More generally, when the public will mainly listen to people who specialize in X regarding changes in X, it is hard to make a movement to cut back on X. You can have movements to increase investments in X, or change how X is done, but the people who gain from cutting X are not the people listened to much on X.
Note that early on, movements can just promise gains via personal association with prestigious founders. It is later on when movements need to offer other rewards.
Futarchy would solve this, as it could give much stronger rewards for initiating changes. (At least for problems that government can solve.) But what would be gained by those who joined a movement to promote futarchy? The mechanism is simple, so there’s little to gain from investing in learning how to use it. It doesn’t promise to promise the young over the old, or to promote any particular policies for which we could identify the winners. Just making the world, or your nation better, inspires little passion.
What about an "abolish X" movement? Following the movement rewards you because you have experience working without X and like with masks, you can brag if your side wins. For the student evaluation example, this would be departments or universities without them. Participants (professors, investors in universities and even students) may choose the abolish student evaluation movement in hopes that their department or university will produce more capable and prestigious students. The "keep student evaluation" side would do the same, in the same hope.

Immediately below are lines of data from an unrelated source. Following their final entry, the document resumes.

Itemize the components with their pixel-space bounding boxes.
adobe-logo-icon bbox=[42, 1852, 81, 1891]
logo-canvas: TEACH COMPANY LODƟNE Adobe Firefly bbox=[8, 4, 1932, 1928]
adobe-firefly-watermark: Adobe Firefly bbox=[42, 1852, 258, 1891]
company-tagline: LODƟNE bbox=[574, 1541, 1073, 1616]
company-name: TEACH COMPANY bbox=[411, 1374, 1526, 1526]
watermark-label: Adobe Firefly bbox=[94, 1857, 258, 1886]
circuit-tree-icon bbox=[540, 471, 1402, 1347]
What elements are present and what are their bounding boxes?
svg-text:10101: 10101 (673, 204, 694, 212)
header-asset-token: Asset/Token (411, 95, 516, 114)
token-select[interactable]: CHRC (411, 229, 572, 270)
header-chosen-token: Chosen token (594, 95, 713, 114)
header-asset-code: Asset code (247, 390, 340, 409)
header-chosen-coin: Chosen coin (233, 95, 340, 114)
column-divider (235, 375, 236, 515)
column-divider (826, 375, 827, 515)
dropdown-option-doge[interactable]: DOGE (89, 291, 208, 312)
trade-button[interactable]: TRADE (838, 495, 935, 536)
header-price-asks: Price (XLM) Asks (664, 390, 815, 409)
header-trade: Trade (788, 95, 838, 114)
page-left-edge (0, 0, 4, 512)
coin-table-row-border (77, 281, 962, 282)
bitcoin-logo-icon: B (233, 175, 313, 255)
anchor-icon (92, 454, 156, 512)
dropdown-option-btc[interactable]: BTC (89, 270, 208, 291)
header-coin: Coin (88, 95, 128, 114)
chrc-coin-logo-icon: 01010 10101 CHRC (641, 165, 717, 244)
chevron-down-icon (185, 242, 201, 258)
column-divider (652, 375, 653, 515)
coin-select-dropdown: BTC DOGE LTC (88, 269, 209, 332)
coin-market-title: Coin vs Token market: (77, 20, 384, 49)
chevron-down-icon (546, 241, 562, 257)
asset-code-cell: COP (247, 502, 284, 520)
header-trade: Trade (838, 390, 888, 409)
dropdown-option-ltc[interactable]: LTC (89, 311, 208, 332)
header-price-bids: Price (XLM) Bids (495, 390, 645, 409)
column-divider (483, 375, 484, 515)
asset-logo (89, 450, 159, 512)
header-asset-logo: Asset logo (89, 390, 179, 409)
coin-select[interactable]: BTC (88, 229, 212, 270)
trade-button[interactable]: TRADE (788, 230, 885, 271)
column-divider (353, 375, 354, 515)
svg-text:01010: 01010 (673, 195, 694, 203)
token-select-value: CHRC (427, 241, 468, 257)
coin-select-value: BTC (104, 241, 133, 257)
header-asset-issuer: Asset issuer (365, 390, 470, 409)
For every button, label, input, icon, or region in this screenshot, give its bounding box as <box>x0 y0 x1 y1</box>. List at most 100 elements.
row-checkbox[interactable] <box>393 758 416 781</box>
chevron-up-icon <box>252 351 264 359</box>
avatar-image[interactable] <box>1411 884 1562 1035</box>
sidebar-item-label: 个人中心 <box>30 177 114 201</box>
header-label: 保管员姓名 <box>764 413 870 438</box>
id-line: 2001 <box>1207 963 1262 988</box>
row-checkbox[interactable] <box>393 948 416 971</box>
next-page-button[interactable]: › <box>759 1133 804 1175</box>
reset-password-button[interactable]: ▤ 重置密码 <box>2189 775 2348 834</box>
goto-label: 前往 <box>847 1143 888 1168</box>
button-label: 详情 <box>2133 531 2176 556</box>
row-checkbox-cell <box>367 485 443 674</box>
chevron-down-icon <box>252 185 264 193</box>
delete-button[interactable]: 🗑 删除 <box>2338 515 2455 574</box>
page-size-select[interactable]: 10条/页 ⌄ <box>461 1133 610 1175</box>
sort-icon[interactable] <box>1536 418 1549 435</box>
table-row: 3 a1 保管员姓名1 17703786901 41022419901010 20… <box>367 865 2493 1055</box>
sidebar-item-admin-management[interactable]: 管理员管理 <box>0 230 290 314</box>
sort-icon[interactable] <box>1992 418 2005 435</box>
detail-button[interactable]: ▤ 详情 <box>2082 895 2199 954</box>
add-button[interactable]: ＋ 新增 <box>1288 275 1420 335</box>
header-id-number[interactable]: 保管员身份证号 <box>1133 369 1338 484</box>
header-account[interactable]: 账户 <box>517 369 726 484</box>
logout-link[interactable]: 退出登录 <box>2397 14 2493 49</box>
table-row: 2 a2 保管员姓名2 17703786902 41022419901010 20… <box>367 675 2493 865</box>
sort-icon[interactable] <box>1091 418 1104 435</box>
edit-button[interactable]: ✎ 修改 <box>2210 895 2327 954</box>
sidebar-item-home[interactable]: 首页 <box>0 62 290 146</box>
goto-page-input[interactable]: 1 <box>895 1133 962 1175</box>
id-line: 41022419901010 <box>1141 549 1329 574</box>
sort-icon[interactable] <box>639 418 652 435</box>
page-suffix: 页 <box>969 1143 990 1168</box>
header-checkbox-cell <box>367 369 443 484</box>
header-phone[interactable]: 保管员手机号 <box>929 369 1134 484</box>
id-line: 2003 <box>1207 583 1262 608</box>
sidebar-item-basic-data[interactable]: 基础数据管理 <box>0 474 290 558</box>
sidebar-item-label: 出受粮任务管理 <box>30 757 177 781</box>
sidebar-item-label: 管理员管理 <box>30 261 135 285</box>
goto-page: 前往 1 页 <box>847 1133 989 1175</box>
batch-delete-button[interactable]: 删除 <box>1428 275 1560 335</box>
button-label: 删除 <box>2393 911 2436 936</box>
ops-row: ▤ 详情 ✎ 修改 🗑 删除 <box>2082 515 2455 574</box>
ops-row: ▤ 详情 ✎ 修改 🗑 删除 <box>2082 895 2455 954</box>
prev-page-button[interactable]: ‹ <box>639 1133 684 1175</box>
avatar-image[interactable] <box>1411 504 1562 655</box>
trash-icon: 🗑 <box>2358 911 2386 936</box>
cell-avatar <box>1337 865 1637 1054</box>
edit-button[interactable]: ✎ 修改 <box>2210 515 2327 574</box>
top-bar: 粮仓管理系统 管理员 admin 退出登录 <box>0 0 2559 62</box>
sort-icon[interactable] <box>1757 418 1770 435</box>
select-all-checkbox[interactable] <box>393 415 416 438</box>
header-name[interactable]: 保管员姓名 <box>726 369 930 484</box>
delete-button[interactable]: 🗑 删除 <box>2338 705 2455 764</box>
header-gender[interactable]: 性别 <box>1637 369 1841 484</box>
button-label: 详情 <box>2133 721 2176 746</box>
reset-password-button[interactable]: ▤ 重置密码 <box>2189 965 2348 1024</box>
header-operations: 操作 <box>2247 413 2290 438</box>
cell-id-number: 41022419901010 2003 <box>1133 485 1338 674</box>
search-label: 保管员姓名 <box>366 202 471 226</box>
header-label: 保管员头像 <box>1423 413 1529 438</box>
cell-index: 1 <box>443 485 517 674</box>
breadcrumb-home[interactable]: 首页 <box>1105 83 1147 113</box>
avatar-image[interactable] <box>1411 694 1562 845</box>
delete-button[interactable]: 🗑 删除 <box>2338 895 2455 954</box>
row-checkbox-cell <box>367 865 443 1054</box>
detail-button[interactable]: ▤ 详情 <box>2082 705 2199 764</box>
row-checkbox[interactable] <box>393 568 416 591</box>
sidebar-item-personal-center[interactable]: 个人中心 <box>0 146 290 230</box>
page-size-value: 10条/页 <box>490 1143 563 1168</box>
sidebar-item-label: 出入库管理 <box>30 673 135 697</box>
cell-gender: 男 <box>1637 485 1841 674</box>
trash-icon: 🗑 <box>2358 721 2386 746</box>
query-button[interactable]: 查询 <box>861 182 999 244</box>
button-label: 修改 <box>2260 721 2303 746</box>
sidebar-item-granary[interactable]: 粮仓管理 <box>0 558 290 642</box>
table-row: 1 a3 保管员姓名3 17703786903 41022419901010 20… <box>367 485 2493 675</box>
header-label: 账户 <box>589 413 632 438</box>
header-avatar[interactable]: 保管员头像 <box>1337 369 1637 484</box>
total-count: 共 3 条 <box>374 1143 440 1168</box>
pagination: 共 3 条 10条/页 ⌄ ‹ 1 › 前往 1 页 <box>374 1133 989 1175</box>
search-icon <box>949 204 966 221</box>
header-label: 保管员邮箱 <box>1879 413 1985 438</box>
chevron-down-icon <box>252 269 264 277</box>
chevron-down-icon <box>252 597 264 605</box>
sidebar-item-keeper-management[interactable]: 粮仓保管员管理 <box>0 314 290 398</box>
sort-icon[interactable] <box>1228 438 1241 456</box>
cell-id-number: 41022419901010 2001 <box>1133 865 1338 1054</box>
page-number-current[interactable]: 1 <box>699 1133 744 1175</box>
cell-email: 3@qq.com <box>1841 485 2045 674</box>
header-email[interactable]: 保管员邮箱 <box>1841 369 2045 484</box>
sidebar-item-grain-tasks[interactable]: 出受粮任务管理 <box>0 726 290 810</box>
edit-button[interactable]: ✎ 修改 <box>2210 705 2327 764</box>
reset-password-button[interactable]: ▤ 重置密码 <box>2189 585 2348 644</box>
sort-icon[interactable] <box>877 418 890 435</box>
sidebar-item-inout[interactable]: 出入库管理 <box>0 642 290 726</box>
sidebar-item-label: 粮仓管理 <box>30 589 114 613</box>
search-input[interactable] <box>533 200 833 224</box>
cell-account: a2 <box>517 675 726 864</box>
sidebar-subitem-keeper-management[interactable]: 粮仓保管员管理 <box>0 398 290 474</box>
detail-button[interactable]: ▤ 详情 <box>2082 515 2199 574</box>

Somewhat unrelated question: how could we even design a student-side evaluation whose only goal is to measure how much students learned? If I take a course in subject S but don't know much about S before taking the course, I have no way to measure how much I've learned compared to how much I could have learned in the same amount of time. If the course was "difficult", I don't know if the difficulty is due to poor course design or inherent subject difficulty that no course could avoid.
There's so many resources available online now that such a evaluation scheme would help sift through the various online courses, videos, books, software, etc available.
There's the separate incentive issue of truthfully following whatever evaluation is designed, but lets suppose that can be overcome for the moment.
Similar question for evaluating the general applicability of what is learned. "Here are 5 steps that lets you do X" vs "Here's how you can come up with some steps, maybe 5, to do X, but also tweak it to do other things".
And what of the adversarial case where a banker tries to sell me an investment product but I also need to learn about investing through them (or another source, which may also have an incentive to sell me a possibly different investment product). How do I (self-)evaluate how much I am actually taught?
Student evals may be negatively correlated with learning outcomes: https://www.tandfonline.com...
>In summary, then, with the exception of the study by Weinberg et al. (2009), these studies present evidence that students tend to evaluate more positively the courses in which they did not learn a great deal. Or, as Braga et al. (2014) concluded, “teachers, who are more effective in promoting future performance receive worse evaluations from their students” (p. 81).
Ryerson university banned evals citing bias: https://www.insidehighered..... You would think that lefty unis everywhere would already be rolling back evals but the administration has powerful incentives to keep them around to drive grade inflation and keep student/consumers happy.